With new resolve, I got in front of the web cam again and made a video called Housing Project Stories Wanted.  Upon completion, Arthur and I noticed in one scene a large white fan seemed to mysteriously appear from nowhere.  I had started talking into the web cam, got hot, shut it off while I brought the fan over then resumed talking for the video, not realizing the fan was so close, it was now in the scene. 
Arthur asked if we should edit or re-do the shot.  I decided to leave the blooper in for authenticity and also because the little mistake added a touch of humor.  It inspired us to create humorous videos for the site.

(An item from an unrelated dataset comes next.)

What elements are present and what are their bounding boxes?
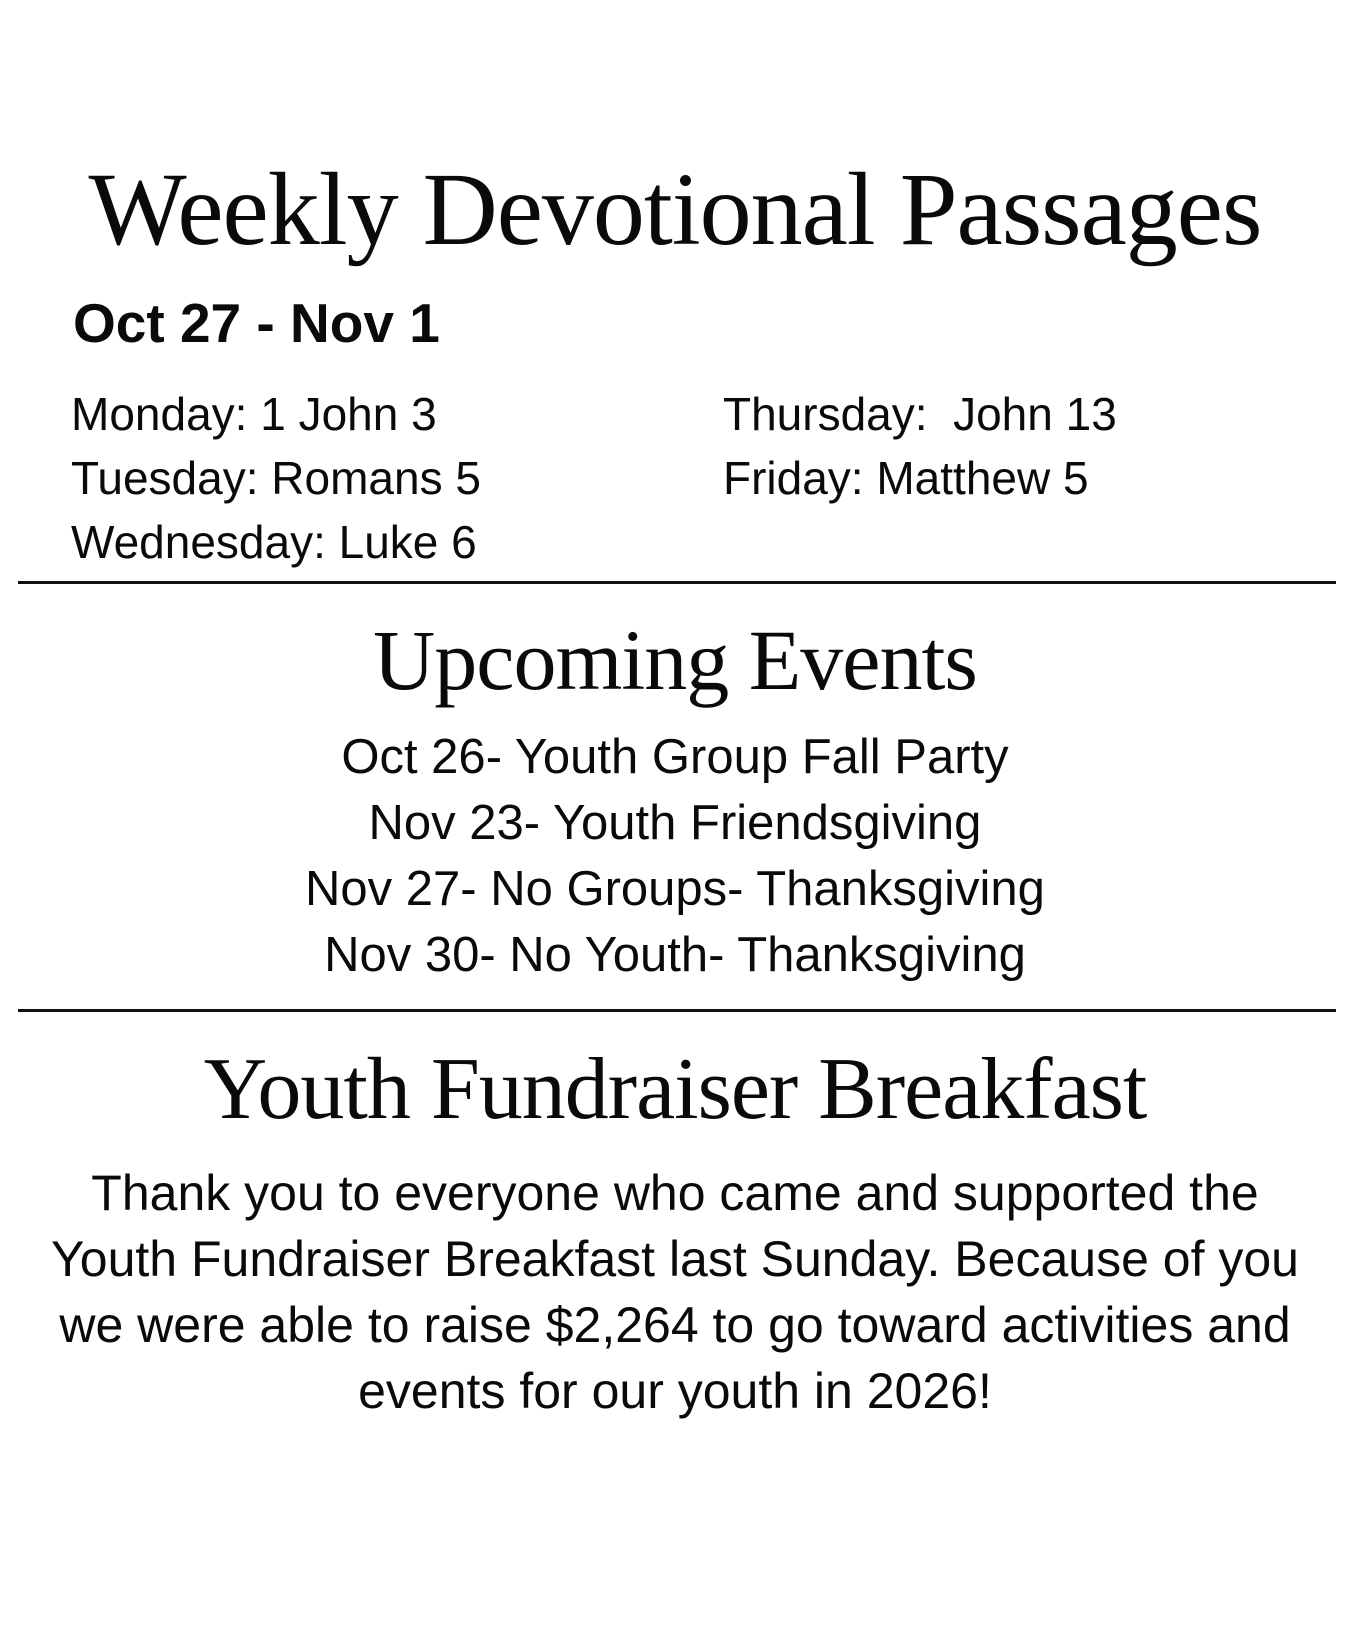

I wanted people to know that public housing could be funny.  
On October 4, PublicHousingStories.com featured Nick Cataldi, D.J. for local radio station WBCB 1490 AM.  Nick wrote how basketball helped fatherless boys in the project, in his narrative piece entitled, My Liddonfield Housing Project Story.   
Two weeks later, a comedy video was made introducing Housing Project Kitty, the site’s mascot. 
Serious commentary based on my real experiences as a former public housing resident turned middle-class was added, such as The Psychiatry of Public Housing and Will HOPE VI Children Have Confused Identity?
Autobiographical pieces about Liddonfield, including A Fight in the Projects and Housing Project Family illustrated what it was like to be a child within an impoverished family living in the projects. 
Meanwhile, individuals and organizations involved in public housing began to take notice.  I was contacted by a representative of the Council of Large Public Housing Authorities asking for my opinion on their latest publication.
Disgraced former Executive Director of the Philadelphia Housing Authority, Carl Greene, brought scandal upon PHA, inspiring the December 20, 2010 article, Songs That Remind Me of PHA’s Carl Greene.
Aaron Proctor, writer for the Examiner.com, Libertarian and guest commentator on Fox News, interviewed me in regard to local public housing politics in his December 29, 2010 article, Inside the PHA:  A Talk With Rosemary Reeves proving that a liberal and a conservative can call a truce, at least long enough to discuss the PHA scandal.
In the past year, thousands of viewers from all over the U.S. and abroad have visited PublicHousingStories.com. I am also celebrating excellent health.
Liddonfield was demolished in 2010 under the HOPE VI Program.  A mixed-income neighborhood will stand where the old units fell.  But she is not gone.  She will be re-built into something new.  So, raise your glass and drink a toast to Liddonfield’s bygone era and wish her luck in the future, for Auld Lang Syne.